Les prises de bec étaient suffisamment inquiétantes comme ça, mais sa plus grande crainte c’était que son père — toujours un peu shooté à l’Oxy maintenant — lève carrément la main sur sa mère. Ça ferait presque à coup sûr craquer l’étoffe déjà bien effilochée de leur couple. Et dans le cas contraire ? Si maman encaissait les coups sans broncher ? Ça serait encore pire.
Ça arrivera jamais, se disait Pete. Papa ferait jamais ça.

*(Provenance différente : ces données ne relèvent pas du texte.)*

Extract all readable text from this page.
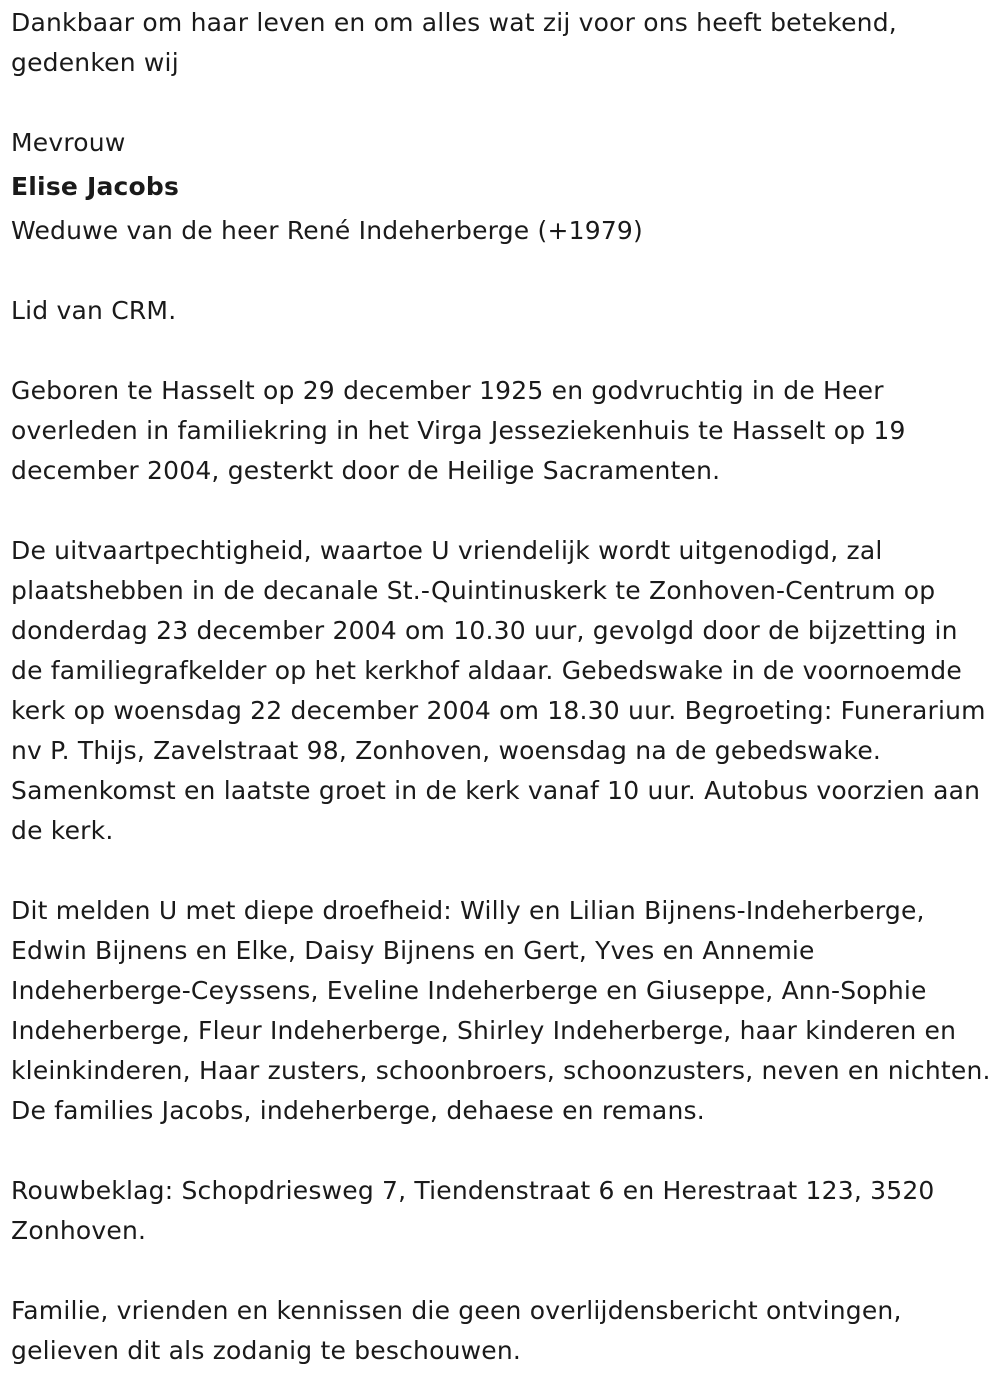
Dankbaar om haar leven en om alles wat zij voor ons heeft betekend, gedenken wij

Mevrouw

Elise Jacobs

Weduwe van de heer René Indeherberge (+1979)

Lid van CRM.

Geboren te Hasselt op 29 december 1925 en godvruchtig in de Heer overleden in familiekring in het Virga Jesseziekenhuis te Hasselt op 19 december 2004, gesterkt door de Heilige Sacramenten.

De uitvaartpechtigheid, waartoe U vriendelijk wordt uitgenodigd, zal plaatshebben in de decanale St.-Quintinuskerk te Zonhoven-Centrum op donderdag 23 december 2004 om 10.30 uur, gevolgd door de bijzetting in de familiegrafkelder op het kerkhof aldaar. Gebedswake in de voornoemde kerk op woensdag 22 december 2004 om 18.30 uur. Begroeting: Funerarium nv P. Thijs, Zavelstraat 98, Zonhoven, woensdag na de gebedswake. Samenkomst en laatste groet in de kerk vanaf 10 uur. Autobus voorzien aan de kerk.

Dit melden U met diepe droefheid: Willy en Lilian Bijnens-Indeherberge, Edwin Bijnens en Elke, Daisy Bijnens en Gert, Yves en Annemie Indeherberge-Ceyssens, Eveline Indeherberge en Giuseppe, Ann-Sophie Indeherberge, Fleur Indeherberge, Shirley Indeherberge, haar kinderen en kleinkinderen, Haar zusters, schoonbroers, schoonzusters, neven en nichten. De families Jacobs, indeherberge, dehaese en remans.

Rouwbeklag: Schopdriesweg 7, Tiendenstraat 6 en Herestraat 123, 3520 Zonhoven.

Familie, vrienden en kennissen die geen overlijdensbericht ontvingen, gelieven dit als zodanig te beschouwen.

Oui, mais, s’il le faisait ?
Le ruisseau était toujours couvert de glace cette après-midi, mais elle avait l’air pourrie et il y avait de grosses taches jaunes dedans comme si un géant s’était arrêté pour pisser. Pete n’allait pas se risquer à marcher dessus. Il ne se noierait pas ni rien si la glace craquait — l’eau n’arrivait pas plus haut que la cheville — mais il n’avait aucune envie de rentrer à la maison et d’avoir à expliquer pourquoi son pantalon et ses chaussettes étaient mouillés. Il s’assit sur un tronc d’arbre couché et lança quelques cailloux (les plus petits ricochaient et roulaient, les plus gros passaient à travers les taches jaunes), puis regarda simplement le ciel un moment. De gros nuages cotonneux flottaient là-haut, plus du genre nuages de printemps que d’hiver, bougeant d’ouest en est. Y en avait un qui ressemblait à une vieille femme avec une bosse dans le dos (ou peut-être un sac à dos) ; y avait un lapin, un dragon, y en avait un qui ressemblait à…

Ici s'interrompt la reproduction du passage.